Famous Jose Mier Number 17 Lived 90 Years
The wealth of personal information it has been my pleasure to take in during the course of my Jose Mier searches is almost overwhelming. I get a glimpse into the lives of people living and deceased and I’m touched by being a part (albeit small and obscure) in these people’s lives—simply because I bear the same name as them.
My latest Jose Mier find is one José Felipe Francisco Maiz Mier. Sure, there are some different middle names in there but I usually only count first and last names, so this Jose fits. However, technically the Mier name would have been his mother’s maiden name making him Jose Maiz if he were living in the United States. I will overlook that.
This Jose was born in 1916, as World War I raged across Europe. When I see a date of birth like that I imagine all the things this man must have witnessed in the course of his life. World War 2 (did he serve?), jet travel, men on the moon. It’s amazing. Simply by living one can be a kind of human history book.

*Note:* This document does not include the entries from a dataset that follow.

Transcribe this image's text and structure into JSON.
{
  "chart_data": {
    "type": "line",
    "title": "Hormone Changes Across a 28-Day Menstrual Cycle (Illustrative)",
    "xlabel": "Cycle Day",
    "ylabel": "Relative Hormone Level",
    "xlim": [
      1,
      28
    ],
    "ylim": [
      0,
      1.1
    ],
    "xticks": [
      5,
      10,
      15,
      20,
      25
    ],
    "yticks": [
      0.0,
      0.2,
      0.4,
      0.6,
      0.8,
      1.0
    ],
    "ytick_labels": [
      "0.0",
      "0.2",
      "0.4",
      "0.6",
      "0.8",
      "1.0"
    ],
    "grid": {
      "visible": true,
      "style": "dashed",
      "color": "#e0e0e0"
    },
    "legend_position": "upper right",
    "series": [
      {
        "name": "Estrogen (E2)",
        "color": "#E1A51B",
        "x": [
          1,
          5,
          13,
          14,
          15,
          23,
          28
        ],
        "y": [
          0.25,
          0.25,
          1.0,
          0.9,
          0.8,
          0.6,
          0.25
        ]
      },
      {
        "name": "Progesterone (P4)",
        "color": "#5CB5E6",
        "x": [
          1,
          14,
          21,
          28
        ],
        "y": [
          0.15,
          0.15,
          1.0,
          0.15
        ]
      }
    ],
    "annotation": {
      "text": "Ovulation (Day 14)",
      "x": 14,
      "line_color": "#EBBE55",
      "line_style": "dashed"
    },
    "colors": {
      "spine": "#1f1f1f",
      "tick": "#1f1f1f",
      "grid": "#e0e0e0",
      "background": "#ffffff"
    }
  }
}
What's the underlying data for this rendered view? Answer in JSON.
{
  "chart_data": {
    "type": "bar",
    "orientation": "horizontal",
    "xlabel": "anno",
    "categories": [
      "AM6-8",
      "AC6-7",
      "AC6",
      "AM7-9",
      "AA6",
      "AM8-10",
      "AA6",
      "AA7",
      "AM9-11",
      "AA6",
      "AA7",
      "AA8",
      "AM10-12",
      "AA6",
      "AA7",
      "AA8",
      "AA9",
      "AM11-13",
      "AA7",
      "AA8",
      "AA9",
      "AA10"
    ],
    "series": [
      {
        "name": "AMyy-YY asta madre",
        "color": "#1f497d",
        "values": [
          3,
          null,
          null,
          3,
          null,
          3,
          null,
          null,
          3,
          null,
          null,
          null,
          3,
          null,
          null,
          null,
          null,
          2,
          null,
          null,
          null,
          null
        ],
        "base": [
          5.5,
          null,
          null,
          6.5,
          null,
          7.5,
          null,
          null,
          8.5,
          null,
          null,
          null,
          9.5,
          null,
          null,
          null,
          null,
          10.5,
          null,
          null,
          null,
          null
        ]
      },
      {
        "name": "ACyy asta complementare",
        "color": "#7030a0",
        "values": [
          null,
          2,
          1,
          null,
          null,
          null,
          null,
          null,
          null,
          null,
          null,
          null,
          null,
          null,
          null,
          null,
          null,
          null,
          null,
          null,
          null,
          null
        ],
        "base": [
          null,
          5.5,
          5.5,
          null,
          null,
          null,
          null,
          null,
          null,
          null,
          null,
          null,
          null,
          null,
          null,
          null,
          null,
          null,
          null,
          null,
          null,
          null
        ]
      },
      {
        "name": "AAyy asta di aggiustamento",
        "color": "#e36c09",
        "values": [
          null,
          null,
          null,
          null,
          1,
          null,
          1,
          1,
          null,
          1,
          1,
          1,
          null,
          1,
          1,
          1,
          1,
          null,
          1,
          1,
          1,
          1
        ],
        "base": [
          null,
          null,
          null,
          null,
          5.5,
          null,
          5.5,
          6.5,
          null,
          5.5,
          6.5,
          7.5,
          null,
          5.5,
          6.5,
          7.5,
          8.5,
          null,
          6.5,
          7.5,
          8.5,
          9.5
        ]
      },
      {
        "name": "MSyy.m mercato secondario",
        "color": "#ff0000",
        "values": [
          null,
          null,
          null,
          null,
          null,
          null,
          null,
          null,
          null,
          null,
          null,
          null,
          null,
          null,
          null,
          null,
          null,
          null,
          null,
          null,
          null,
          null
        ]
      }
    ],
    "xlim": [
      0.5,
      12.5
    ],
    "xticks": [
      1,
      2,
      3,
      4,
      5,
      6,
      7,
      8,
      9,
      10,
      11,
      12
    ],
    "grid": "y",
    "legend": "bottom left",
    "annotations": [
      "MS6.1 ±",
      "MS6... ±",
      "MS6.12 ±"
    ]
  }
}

Our latest Jose also lived a very long life, passing away in 2006 at the age of 90. I sometimes measure people’s lives by the number of U.S. Presidents who served during their lifetime. Our Jose lived all the way from Woodrow Wilson through George W. Bush.
Connection to Mier, Mexico?
Oddly enough, he was married to a woman named María Antonieta García de la Garza (who sadly passed away in 1966—40 years before Jose). The Garza name caught my eye since it was Moises Garza’s web page about Ciudad Mier that I only recently wrote about on this site. It makes me wonder if this Jose Mier or his wife were from Mier, Mexico or had their roots there in some way. It’s just a guess and for all I know this could be Jose Mier of Los Angeles, CA.
All this information I found on this Jose was on Geni. It is yet another family history site helping people to connect branches of their family tree(s). According to Geni, the site has connected over 146 million people. While I am not doing specific family history research, my diversionary search has opened up the world of genealogy and revealed how widespread and important these kinds of investigations are to millions of people around the world. We want to be connected to our past which includes that of our own families. We want to know where we came from and how we got here.
In some small way, this, our seventeenth “famous” Jose Mier is like a lighthouse, guiding the way to a deeper understanding of who we are and of those who came before us. Jose (and Maria Antioneta), rest in peace and thanks!